Enjaulado

Alberto Hidalgo

En cuanto desperté, supe que estaba siendo soñado. A eso atribuí el contorno tan precario al que tuve que habituarme. Una cama, un suelo de tarima y una ventana. Nada más. Ni una puerta vi en la habitación. Quizá fuera más preciso calificar aquello como zulo. Un paramento me resultaba tan borroso que al mirarlo se alejó tantas veces como fue necesario para transformarse en un punto. Como si entre él y yo se generase espacio. Entendí que no era parte del sueño. Me asomé a la ventana y me abrumó el aspecto tan inefable de aquel vacío. Si conociese palabras para describirlo las usaría, si existiese alguna que pudiese dividirse por el infinito. Solo puedo hablar de lo que no había fuera: ni cosa alguna, ni masa, ni aire, ni luz ni tiempo. Nada es una palabra demasiado grande, habría que quitarle cuatro letras y aún sobraría el espacio que ocupó antes de eliminarla.

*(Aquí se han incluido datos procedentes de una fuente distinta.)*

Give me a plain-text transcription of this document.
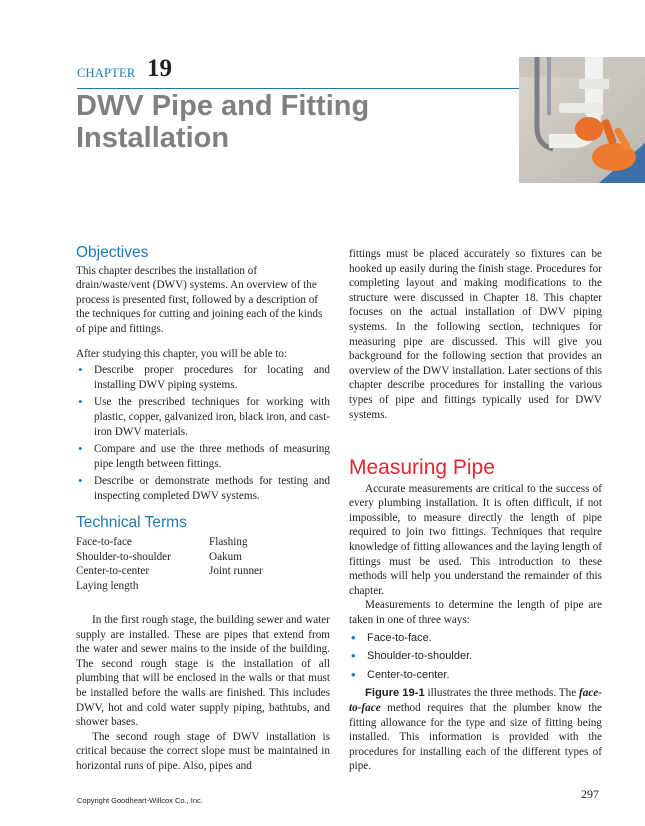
CHAPTER 19
DWV Pipe and Fitting
Installation
Objectives

This chapter describes the installation of drain/waste/vent (DWV) systems. An overview of the process is presented first, followed by a description of the techniques for cutting and joining each of the kinds of pipe and fittings.

After studying this chapter, you will be able to:

• Describe proper procedures for locating and installing DWV piping systems.
• Use the prescribed techniques for working with plastic, copper, galvanized iron, black iron, and cast-iron DWV materials.
• Compare and use the three methods of measuring pipe length between fittings.
• Describe or demonstrate methods for testing and inspecting completed DWV systems.
Technical Terms
Face-to-face	Flashing
Shoulder-to-shoulder	Oakum
Center-to-center	Joint runner
Laying length

In the first rough stage, the building sewer and water supply are installed. These are pipes that extend from the water and sewer mains to the inside of the building. The second rough stage is the installation of all plumbing that will be enclosed in the walls or that must be installed before the walls are finished. This includes DWV, hot and cold water supply piping, bathtubs, and shower bases.

The second rough stage of DWV installation is critical because the correct slope must be maintained in horizontal runs of pipe. Also, pipes and

fittings must be placed accurately so fixtures can be hooked up easily during the finish stage. Procedures for completing layout and making modifications to the structure were discussed in Chapter 18. This chapter focuses on the actual installation of DWV piping systems. In the following section, techniques for measuring pipe are discussed. This will give you background for the following section that provides an overview of the DWV installation. Later sections of this chapter describe procedures for installing the various types of pipe and fittings typically used for DWV systems.

Measuring Pipe

Accurate measurements are critical to the success of every plumbing installation. It is often difficult, if not impossible, to measure directly the length of pipe required to join two fittings. Techniques that require knowledge of fitting allowances and the laying length of fittings must be used. This introduction to these methods will help you understand the remainder of this chapter.

Measurements to determine the length of pipe are taken in one of three ways:

• Face-to-face.
• Shoulder-to-shoulder.
• Center-to-center.

Figure 19-1 illustrates the three methods. The face-to-face method requires that the plumber know the fitting allowance for the type and size of fitting being installed. This information is provided with the procedures for installing each of the different types of pipe.

Copyright Goodheart-Willcox Co., Inc.	297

No encontré cosa alguna que hacer. Los sueños pasan, me dije. Al final el durmiente despierta y el soñado muere, pocas veces este pervive ni en el recuerdo de aquel en el desayuno. Me tumbé en la cama a esperar. Luego dudé si mis reflexiones eran mías o de la persona que me soñaba, o si quizá eran compartidas o delegadas. Concluí que un sueño no merecía una inquietud tan aborrecible, amenazaba con hacerme dormitar en el propio sueño, en una matrioska de sueños con una muchedumbre de soñados soñadores. Temía aparecer sin solución de continuidad en un vaso de agua, ahogado; en una oficina en calzoncillos o friendo una dentadura completa en una sartén: cosas que me aterran. Sospechaba que la realidad era así de efímera, podía transformarse en cualquier momento. Pero no, la realidad de este sueño se limitaba a la cama, el suelo de tarima y la ventana, más un tipo consciente de ser soñado a la espera de no supe muy bien qué, del amanecer, supuse.

 Me sentía vivo. Soñado, sí, pero autónomo. Ya en pie, me acerqué a la ventana. Mi reflejo en el cristal me sobresaltó. Tenía justo el aspecto que me hubiera imaginado. Ese era yo. Me preguntaba si era parecido al sujeto que me soñaba. También de dónde venía la luz que iluminaba la habitación. Vestía calzoncillos y calcetines, me ruboricé, me cubrí con la sábana del camastro. Estaba solo, sí, pero a plena vista de aquel que me soñaba. La habitación me daba para dos pasos laterales y tres longitudinales, incluso la pared que se plegó en un punto me impedía avanzar, más de un modo conceptual que físico: por más que cogía impulso hacia ella no logré que mis piernas dieran un cuarto paso en esa dirección, no pude descubrir qué hubiera sido de mí en esa infinitud carente de formas (pues ni el punto guardó respeto a la suya, tan lejano que era indistinguible del aire que respiraba, si es que eso de respirar, realmente, era cosa mía).

Luego la luz se extinguió. Comprobé que sin ella tampoco había materia, mis manos me atravesaban el torso y ni notaba la fricción del aire en la yema de los dedos, me di un puntapié y noté que no había ya ni punta ni pie, poco más que la intención de autolesionarme por mera curiosidad, me difuminaba y me embargó la tristeza por el tiempo malgastado, toda una vida de ser soñado desperdiciada en un zulo en medio del vacío, vaya sueño, sentía la necesidad de disculparme por haberlo convertido en pesadilla, de emerger, de nuevo, traspasar indemne la fase REM, acompañar al soñador y ver todo eso que sé que existe, el día, las calles y el tráfico y la gente y el bullicio y el café y los niños y los pájaros y todas esas cosas que sin haberlas visto sé que son, aunque no para mí.

Lo curioso, lo que vine a contar, es que he sobrevivido. No del modo que hubiera esperado. El durmiente despertó y me recordaba, tomó unas notas en un cuaderno y después escribió este relato en su ordenador.

Ahora estoy condenado a revivir el sueño cada vez que alguien lee esto. Por favor, no lo difundas.